The Cape has its own unique floristic and faunal composition caused by climatic conditions. This was only touched on by the programme. A quarter of the episode was devoted to the reproduction of turtles, which although interesting had nothing to do with the Cape. The episode continued with some film of storks, spoonbills and pelicans fishing. The relevancy of this to the "Cape" was never explained. The Drakensburg Mountains were then considered. Again, interesting but relevant to the Karoo, not to the Cape.
Additionally the episode was littered with glaring errors of which two examples will be sufficient. It was stated that the sardines met an impenetrable barrier when they met the warm Agulhas Current.

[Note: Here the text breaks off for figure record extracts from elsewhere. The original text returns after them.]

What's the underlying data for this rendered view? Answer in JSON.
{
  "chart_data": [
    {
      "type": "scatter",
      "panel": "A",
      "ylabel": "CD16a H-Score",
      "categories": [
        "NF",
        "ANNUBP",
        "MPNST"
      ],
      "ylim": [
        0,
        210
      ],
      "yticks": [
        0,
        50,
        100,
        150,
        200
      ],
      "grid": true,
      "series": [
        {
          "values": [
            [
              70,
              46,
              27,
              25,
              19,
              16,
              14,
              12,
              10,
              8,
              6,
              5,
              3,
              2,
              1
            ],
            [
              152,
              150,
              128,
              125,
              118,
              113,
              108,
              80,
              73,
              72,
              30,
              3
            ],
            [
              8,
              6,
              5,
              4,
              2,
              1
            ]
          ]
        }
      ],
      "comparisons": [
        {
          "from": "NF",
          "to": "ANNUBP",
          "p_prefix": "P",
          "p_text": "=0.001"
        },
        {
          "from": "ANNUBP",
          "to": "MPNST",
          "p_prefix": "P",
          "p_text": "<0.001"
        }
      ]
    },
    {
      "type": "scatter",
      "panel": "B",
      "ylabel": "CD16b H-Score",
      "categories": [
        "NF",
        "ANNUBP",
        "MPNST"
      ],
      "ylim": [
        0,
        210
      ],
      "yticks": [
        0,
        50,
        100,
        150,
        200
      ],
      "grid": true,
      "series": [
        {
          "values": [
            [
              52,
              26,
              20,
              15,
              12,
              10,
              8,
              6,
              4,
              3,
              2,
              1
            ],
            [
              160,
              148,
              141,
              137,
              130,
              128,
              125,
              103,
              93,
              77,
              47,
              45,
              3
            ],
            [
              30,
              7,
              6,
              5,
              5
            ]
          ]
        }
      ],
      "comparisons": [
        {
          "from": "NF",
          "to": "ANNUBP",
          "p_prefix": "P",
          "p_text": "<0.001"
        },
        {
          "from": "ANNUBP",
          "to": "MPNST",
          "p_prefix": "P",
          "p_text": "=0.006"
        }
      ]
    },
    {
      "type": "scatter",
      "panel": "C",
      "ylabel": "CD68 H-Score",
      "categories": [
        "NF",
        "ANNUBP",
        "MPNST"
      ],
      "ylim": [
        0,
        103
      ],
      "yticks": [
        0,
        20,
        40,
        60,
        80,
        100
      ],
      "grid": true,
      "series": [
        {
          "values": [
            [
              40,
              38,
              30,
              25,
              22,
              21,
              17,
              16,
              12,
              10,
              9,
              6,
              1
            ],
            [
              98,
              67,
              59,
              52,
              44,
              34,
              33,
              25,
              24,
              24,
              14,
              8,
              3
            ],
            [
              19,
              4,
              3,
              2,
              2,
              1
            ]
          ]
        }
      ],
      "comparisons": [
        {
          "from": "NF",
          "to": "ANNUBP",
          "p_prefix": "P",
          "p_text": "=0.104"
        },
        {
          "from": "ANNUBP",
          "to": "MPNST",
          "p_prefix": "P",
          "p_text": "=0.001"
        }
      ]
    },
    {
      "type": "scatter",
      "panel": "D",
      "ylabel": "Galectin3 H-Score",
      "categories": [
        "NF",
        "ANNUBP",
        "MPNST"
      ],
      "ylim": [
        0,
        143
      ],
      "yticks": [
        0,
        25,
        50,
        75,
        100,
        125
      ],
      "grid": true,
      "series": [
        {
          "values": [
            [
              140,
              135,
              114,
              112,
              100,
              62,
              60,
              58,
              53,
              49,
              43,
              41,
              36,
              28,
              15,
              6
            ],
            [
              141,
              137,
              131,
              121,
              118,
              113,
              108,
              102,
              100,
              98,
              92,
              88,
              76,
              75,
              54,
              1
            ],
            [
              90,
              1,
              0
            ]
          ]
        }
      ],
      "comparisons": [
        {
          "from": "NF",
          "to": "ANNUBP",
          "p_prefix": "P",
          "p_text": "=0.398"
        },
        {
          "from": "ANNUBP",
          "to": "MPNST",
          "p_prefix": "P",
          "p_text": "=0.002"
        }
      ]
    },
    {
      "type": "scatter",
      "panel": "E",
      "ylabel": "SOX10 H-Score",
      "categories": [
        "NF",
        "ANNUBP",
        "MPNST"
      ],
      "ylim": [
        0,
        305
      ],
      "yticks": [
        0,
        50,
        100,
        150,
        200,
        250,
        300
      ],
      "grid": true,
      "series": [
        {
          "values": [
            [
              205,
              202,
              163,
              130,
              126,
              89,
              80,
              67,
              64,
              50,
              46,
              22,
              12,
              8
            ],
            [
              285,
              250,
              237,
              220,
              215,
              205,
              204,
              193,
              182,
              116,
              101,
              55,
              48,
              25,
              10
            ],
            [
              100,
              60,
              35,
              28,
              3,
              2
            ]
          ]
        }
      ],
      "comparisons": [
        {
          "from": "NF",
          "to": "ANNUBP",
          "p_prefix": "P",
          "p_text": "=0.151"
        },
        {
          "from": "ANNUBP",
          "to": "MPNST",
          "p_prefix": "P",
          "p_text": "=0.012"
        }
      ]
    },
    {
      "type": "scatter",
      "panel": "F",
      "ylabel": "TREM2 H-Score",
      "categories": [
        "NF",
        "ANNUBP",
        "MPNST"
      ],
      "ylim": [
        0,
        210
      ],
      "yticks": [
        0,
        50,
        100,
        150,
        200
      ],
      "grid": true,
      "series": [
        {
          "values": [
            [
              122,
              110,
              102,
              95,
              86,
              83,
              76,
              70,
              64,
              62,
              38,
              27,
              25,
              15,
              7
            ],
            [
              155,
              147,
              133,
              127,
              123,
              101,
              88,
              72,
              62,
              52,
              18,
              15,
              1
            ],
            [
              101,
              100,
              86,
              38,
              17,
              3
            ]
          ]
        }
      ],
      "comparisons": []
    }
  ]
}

This is utter hogwash. The arrival of the sardines off the coast of KwaZuluNatal, more than 1 500 kms east of this "barrier" is a well reported event and a highlight for fishermen, dolphin watchers and nature lovers in general. Indeed their arrival was extensively filmed as part of an earlier Attenborough documentary.
Secondly, the assertion that "rainwater flows from Mozambique, south to the Eastern Cape" left me speechless. Where are these westerly flowing rivers? Did anyone look at a map? In the interest of brevity, I'll not go into other errors, suffice to say that the episode gave the impression that the series makers had a lot of excess film which they didn't know what to do with.